Thread: the correct syntax for ''char'' type

  1. #1
    Registered User
    Join Date
    Feb 2005

    Question the correct syntax for ''char'' type

    hi have to make a simple calculator for my prog course but the teacher didn't give the explanation about the char type

    so my prog will look like this
    int main (void) 
        float a,b,c;
        char operation[1];
        printf("Calculatrice de base\n entre les operation sous la forme a () b");
        printf("\n + (addition)             *");
        printf("\n - (soustraction)         *");
        printf("\n * (multiplication)       *");
        printf("\n / (division)             *");
        printf("\n t (terminer le programme)*");
        if (operation=='+')
            printf("\n %f + %f = %f",a,b,(a+b));
        if (operation=='-')
           printf("\n %f - %f = %f",a,b,(a-b));
        if (operation=='*')
           printf("\n %f * %f = %f",a,b,(a*b));
        if (operation=='/')
           {if (b==0)
            printf("division pas 0 impossible !!!");
            else printf("\n %f / %f = %f",a,b,(a/b));
        if (operation=='t')
            return 0;
        return 0; 

    [Warning] comparison between pointer and integer

    at each ''if''

    i don't want you to programm it but can you tell me the correct way to write the char declaration and if i can do a comparison with char like i did if yes, how to do it correctly

  2. #2

    The char data type is a single byte, capable of holding one character in the local character set. Your implementation, however, represents a character array. Arrays are a series of elements (variables) of the same type placed consecutively in memory that can be individually referenced by adding an index to a unique name.

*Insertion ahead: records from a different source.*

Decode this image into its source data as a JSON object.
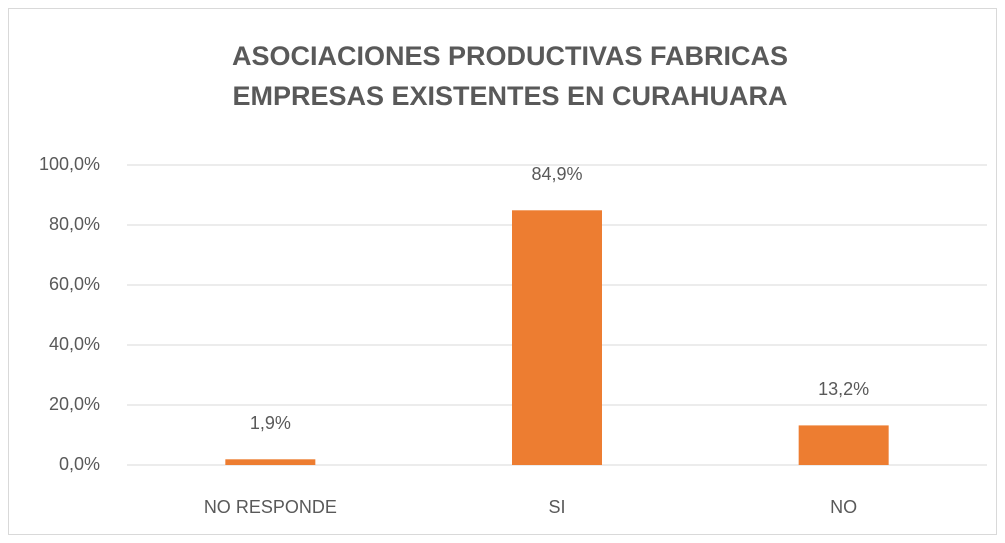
{
  "chart_data": {
    "type": "bar",
    "title": "ASOCIACIONES PRODUCTIVAS FABRICAS EMPRESAS EXISTENTES EN CURAHUARA",
    "categories": [
      "NO RESPONDE",
      "SI",
      "NO"
    ],
    "values": [
      1.9,
      84.9,
      13.2
    ],
    "value_labels": [
      "1,9%",
      "84,9%",
      "13,2%"
    ],
    "color": "#ed7d31",
    "ylim": [
      0,
      100
    ],
    "yticks": [
      {
        "value": 0,
        "label": "0,0%"
      },
      {
        "value": 20,
        "label": "20,0%"
      },
      {
        "value": 40,
        "label": "40,0%"
      },
      {
        "value": 60,
        "label": "60,0%"
      },
      {
        "value": 80,
        "label": "80,0%"
      },
      {
        "value": 100,
        "label": "100,0%"
      }
    ],
    "grid": true
  }
}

    That means that, for example, we can store 5 values of type char without having to declare 5 different variables each with a different identifier. Instead, using an array we can store 5 different values of the same type, char for example, with a unique identifier.
    char item[5];
    Index    Position
    item[0]  First
    item[1]  Second
    item[2]  Third
    item[3]  Fourth
    item[4]  Fifth
    These are numbered from 0 to 4 since in arrays the first index is always 0, independently of its length. Thus, your implementation should become clear why your compiler returns a warning:
    if (operation=='+')
    Your character array operation is being checked against a single byte. Rather, you should keep the comparisions within the same boundaries:
    char operation;
    scanf("%c", &operation);
    If you want to use an array, you can do the following while subscripting your arrays, [0], [1], etc...

    - Stack Overflow
    Segmentation Fault: I am an error in which a running program attempts to access memory not allocated to it and core dumps with a segmentation violation error. This is often caused by improper usage of pointers, attempts to access a non-existent or read-only physical memory address, re-use of memory if freed within the same scope, de-referencing a null pointer, or (in C) inadvertently using a non-pointer variable as a pointer.